One study investigates the link between business registration and revenue growth in more detail, suggesting that at least in some cases, higher profits can be attributed to formalisation.
- A randomised controlled trial by de Mel, McKenzie and Woodruff (2012) finds that the formalisation of small firms in Sri Lanka is associated with an increase in monthly profits. However, this increase can be attributed to the significant growth of only a few firms, as a result of changing business operations. Qualitative interviews indicate that these were driven by firms’ new formal status, which allowed them, among others, to obtain loans, official licenses and expand their facility.
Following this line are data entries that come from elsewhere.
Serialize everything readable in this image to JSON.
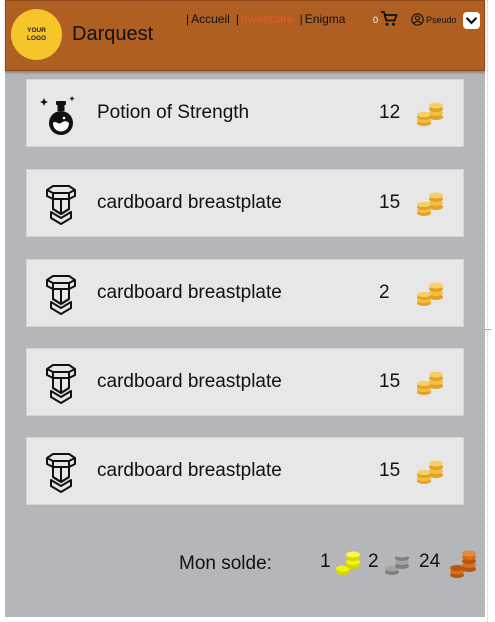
{
  "header": {
    "logo_text": "YOUR LOGO",
    "brand": "Darquest",
    "nav": [
      {
        "label": "Accueil",
        "active": false
      },
      {
        "label": "Inventaire",
        "active": true
      },
      {
        "label": "Enigma",
        "active": false
      }
    ],
    "separator": "|",
    "cart_count": "0",
    "user_label": "Pseudo",
    "icons": {
      "cart": "cart-icon",
      "user": "user-circle-icon",
      "dropdown": "chevron-down-icon"
    }
  },
  "items": [
    {
      "name": "Potion of Strength",
      "price": "12",
      "icon": "potion-icon"
    },
    {
      "name": "cardboard breastplate",
      "price": "15",
      "icon": "breastplate-icon"
    },
    {
      "name": "cardboard breastplate",
      "price": "2",
      "icon": "breastplate-icon"
    },
    {
      "name": "cardboard breastplate",
      "price": "15",
      "icon": "breastplate-icon"
    },
    {
      "name": "cardboard breastplate",
      "price": "15",
      "icon": "breastplate-icon"
    }
  ],
  "balance": {
    "label": "Mon solde:",
    "gold": "1",
    "silver": "2",
    "copper": "24"
  },
  "colors": {
    "header": "#b05f22",
    "background": "#b5b6b9",
    "card": "#e7e7e7",
    "active_nav": "#e85a2a",
    "logo": "#f6c52a"
  }
}
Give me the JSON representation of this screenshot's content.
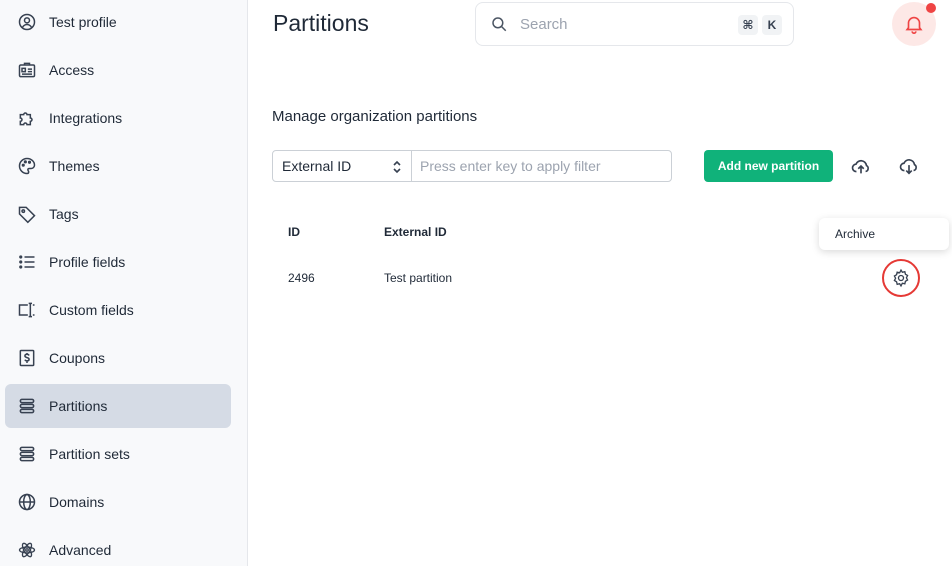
{
  "sidebar": {
    "items": [
      {
        "label": "Test profile",
        "icon": "user-circle-icon",
        "active": false
      },
      {
        "label": "Access",
        "icon": "id-card-icon",
        "active": false
      },
      {
        "label": "Integrations",
        "icon": "puzzle-icon",
        "active": false
      },
      {
        "label": "Themes",
        "icon": "palette-icon",
        "active": false
      },
      {
        "label": "Tags",
        "icon": "tag-icon",
        "active": false
      },
      {
        "label": "Profile fields",
        "icon": "list-icon",
        "active": false
      },
      {
        "label": "Custom fields",
        "icon": "text-cursor-icon",
        "active": false
      },
      {
        "label": "Coupons",
        "icon": "dollar-icon",
        "active": false
      },
      {
        "label": "Partitions",
        "icon": "stack-icon",
        "active": true
      },
      {
        "label": "Partition sets",
        "icon": "stack-icon",
        "active": false
      },
      {
        "label": "Domains",
        "icon": "globe-icon",
        "active": false
      },
      {
        "label": "Advanced",
        "icon": "atom-icon",
        "active": false
      }
    ]
  },
  "header": {
    "title": "Partitions",
    "search_placeholder": "Search",
    "shortcut_key1": "⌘",
    "shortcut_key2": "K"
  },
  "main": {
    "subtitle": "Manage organization partitions",
    "filter": {
      "selected": "External ID",
      "placeholder": "Press enter key to apply filter"
    },
    "add_button": "Add new partition",
    "table": {
      "columns": [
        "ID",
        "External ID"
      ],
      "rows": [
        {
          "id": "2496",
          "external_id": "Test partition"
        }
      ]
    },
    "row_menu": {
      "items": [
        "Archive"
      ]
    }
  },
  "colors": {
    "accent": "#10b27a",
    "alert": "#ef4444",
    "active_nav": "#d5dbe5"
  }
}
The impact of firm start-up and formalisation on aggregate productivity and revenues
Lowering entry restrictions, such as high costs to register a business or obtain licences, clearly appears to contribute to higher aggregate productivity, as new firms are encouraged to formalise and create a more competitive market overall.
- A study by Chari (2011) empirically tests this using firm-level data following licence reform in India in 1985. The reform significantly relaxed entry and size constraints for certain manufacturing industries. The result was aggregate productivity growth of 22% in the manufacturing sector, of which 75% could be attributed to the relaxation of entry restraints.
- Conversely, a cross-country study of European firms by Klapper, Laeven and Rajan (2006) finds that, even in naturally high-growth industries, higher market entry regulations are associated with slower productivity growth in incumbent firms.
- One of the reasons for this slow growth may be that, in less-competitive environments, firms have weaker incentives to invest in new technologies. A study by Nicoletti and Scarpetta (2003) estimates that, in a sample of OECD countries, entry liberalisation has a positive impact on productivity due to uptake of new technologies.
The link between business entry regulations and revenues is complex, as more competitive market entrants are likely to earn more, while incumbent businesses may lose out.
- Bruhn (2008) studies the effect of one-stop business registration processes in Mexico and finds the revenue of incumbent business owners decreased by roughly 3% as a result of increased competition from new entrants.
A more productive economy is, however, beneficial for all in the long run. Rising productivity increases output per worker, raises incomes, and stimulates demand. The result is a sustained increase in equilibrium income and overall standard of living.